24 March 2026

Fossil fuel dependence and climate disinformation are now Australia’s biggest threats. Power must be wrestled back from big tech, say former defence leaders

Download the report

A former Chief of the Australian Defence Force, Admiral Chris Barrie Retd, has called for legislation to regulate, and if necessary break up, the digital-tech monopolies that are now enabling an information war threatening Australia’s future and undermining its ability to respond to escalating climate disruption.

Monopolies and duopolies can exercise dangerous market power and political power, including in technology, in the media and social media, and in communications. Anti-trust laws were first enacted in the USA in 1890, and resulted in companies like AT&T and Standard oil being broken up. 

Adm Barrie, a member of the Australian Security Leaders Climate Group, was launching a new report, “The climate disinformation war: How to fight back for Australia’s democracy and security”.

This comes as the Federal Parliament’s Select Committee on Information Integrity on Climate Change and Energy is due to release its final report this week, reflecting increasing attention on the role of disinformation in shaping Australia’s climate and energy policy.

“There has been a failure to understand how energy dependence on fossil fuels will cause both economic disruption and more perilous physical conditions for Australians”, says Admiral Barrie. “Now the two issues are colliding”. 

“We are facing an unprecedented energy crisis much worse by the world’s failure to face its fossil fuel addiction. Layered on top is a climate disinformation war globally and in Australia that is actively undermining the capacity to build a renewable, clean-energy future and curb coal and gas exports.”
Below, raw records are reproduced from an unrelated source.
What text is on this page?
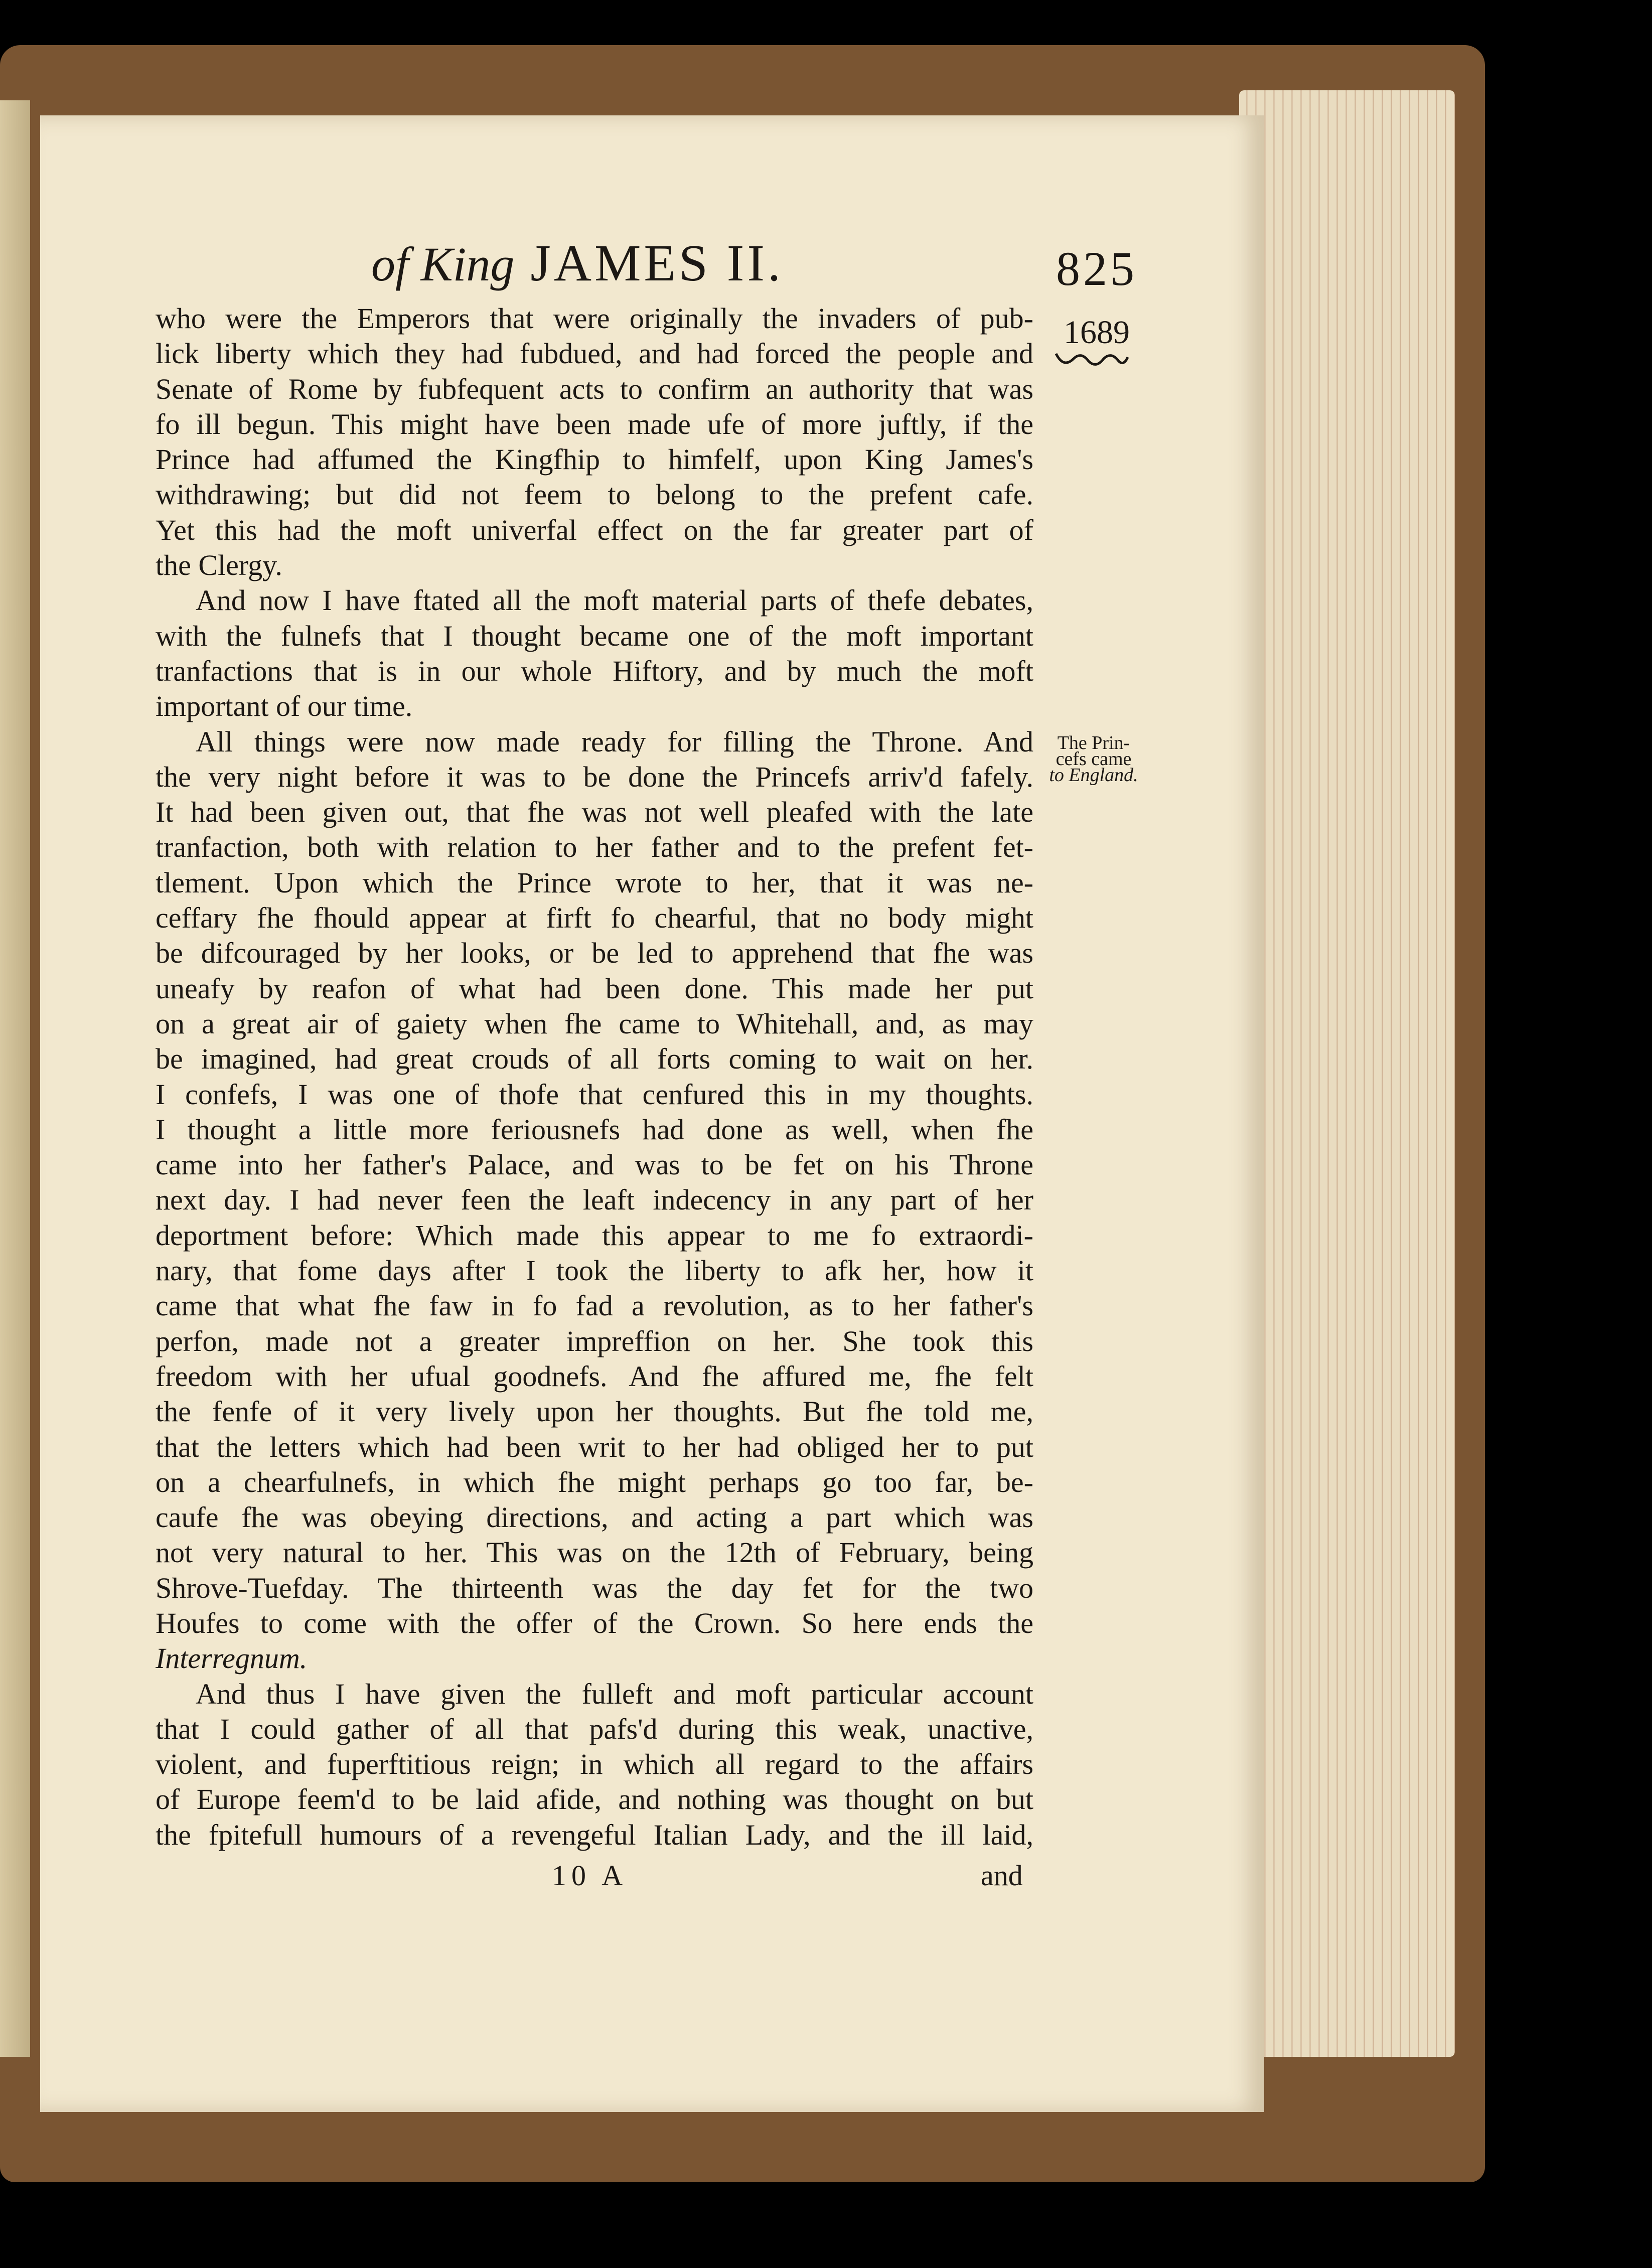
of King JAMES II.	825
1689
The Prin-
cefs came
to England.
who were the Emperors that were originally the invaders of pub-
lick liberty which they had fubdued, and had forced the people and
Senate of Rome by fubfequent acts to confirm an authority that was
fo ill begun. This might have been made ufe of more juftly, if the
Prince had affumed the Kingfhip to himfelf, upon King James's
withdrawing; but did not feem to belong to the prefent cafe.
Yet this had the moft univerfal effect on the far greater part of
the Clergy.
And now I have ftated all the moft material parts of thefe debates,
with the fulnefs that I thought became one of the moft important
tranfactions that is in our whole Hiftory, and by much the moft
important of our time.
All things were now made ready for filling the Throne. And
the very night before it was to be done the Princefs arriv'd fafely.
It had been given out, that fhe was not well pleafed with the late
tranfaction, both with relation to her father and to the prefent fet-
tlement. Upon which the Prince wrote to her, that it was ne-
ceffary fhe fhould appear at firft fo chearful, that no body might
be difcouraged by her looks, or be led to apprehend that fhe was
uneafy by reafon of what had been done. This made her put
on a great air of gaiety when fhe came to Whitehall, and, as may
be imagined, had great crouds of all forts coming to wait on her.
I confefs, I was one of thofe that cenfured this in my thoughts.
I thought a little more feriousnefs had done as well, when fhe
came into her father's Palace, and was to be fet on his Throne
next day. I had never feen the leaft indecency in any part of her
deportment before: Which made this appear to me fo extraordi-
nary, that fome days after I took the liberty to afk her, how it
came that what fhe faw in fo fad a revolution, as to her father's
perfon, made not a greater impreffion on her. She took this
freedom with her ufual goodnefs. And fhe affured me, fhe felt
the fenfe of it very lively upon her thoughts. But fhe told me,
that the letters which had been writ to her had obliged her to put
on a chearfulnefs, in which fhe might perhaps go too far, be-
caufe fhe was obeying directions, and acting a part which was
not very natural to her. This was on the 12th of February, being
Shrove-Tuefday. The thirteenth was the day fet for the two
Houfes to come with the offer of the Crown. So here ends the
Interregnum.
And thus I have given the fulleft and moft particular account
that I could gather of all that pafs'd during this weak, unactive,
violent, and fuperftitious reign; in which all regard to the affairs
of Europe feem'd to be laid afide, and nothing was thought on but
the fpitefull humours of a revengeful Italian Lady, and the ill laid,
10 A	and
 There is great concern amongst Australians about the issue. A new report by the National Security College on how Australians think about security issues says that: 

“Of 15 issues we nominated in July 2025, people rated a range of non-military issues as the most serious threats for Australia over the next ten years. These were AI-enabled attacks (77% ‘major’/’moderate’ threat), severe economic crisis (75%), critical supply disruption (74%), disinformation (73%), and foreign interference in Australia’s politics, government, economy or society (72%)” (emphasis added). 

The disinformation report’s author, intelligence analyst Anastasia Kapetas, says the disinformation war poses a direct threat to democracy: 

“In the digital age, power comes from dominance in the information space, and our world  is increasingly shaped by propaganda and disinformation rather than facts. We are losing this battle and AI will make it much worse.”

Big tech contributes to the spread of disinformation by facilitating the spread of  false information on their platforms, aided by inadequate content moderation and the prioritization of engagement over accuracy.  Their algorithms often prioritise misleading content, making it more visible to users, which exacerbates the problem.  Automated moderation tools can misinterpret context, leading to the removal of critical information while failing to adequately address harmful content.

Kapetas says that: 

“This is no longer just a communications issue. It is a national security threat with consequences for Australia’s sovereignty, economic resilience, disaster preparedness, institutional trust and strategic autonomy. We are already seeing a drift toward authoritarian politics linked to climate denial.”

“Fighting this disinformation war will require political courage and decisive policy action,” says Adm Barrie. “If these threats are not checked, accelerating climate change will crash society as we know it. This is not speculation—it reflects the warnings of the world’s leading climate scientists.”

The report outlines a set of actions to upend the disinformation war, including: 
 

  • Comprehensive anti-trust architecture such as the current European Union Digital Markets Act, to prevent tech platforms that amplify disinformation from becoming too powerful to regulate.
  • Digital platform, social media and AI regulation, making companies take responsibility for online disinformation and other harms, organised around principles of liability, user control, transparency and systemic risk.
  • Urgent, enforceable regulation of generative AI, as chatbots and image generators rapidly scale disinformation.

Ms Kapetas says many of these measures already have strong public support, as concern grows about the unchecked power of big tech, artificial intelligence and disinformation.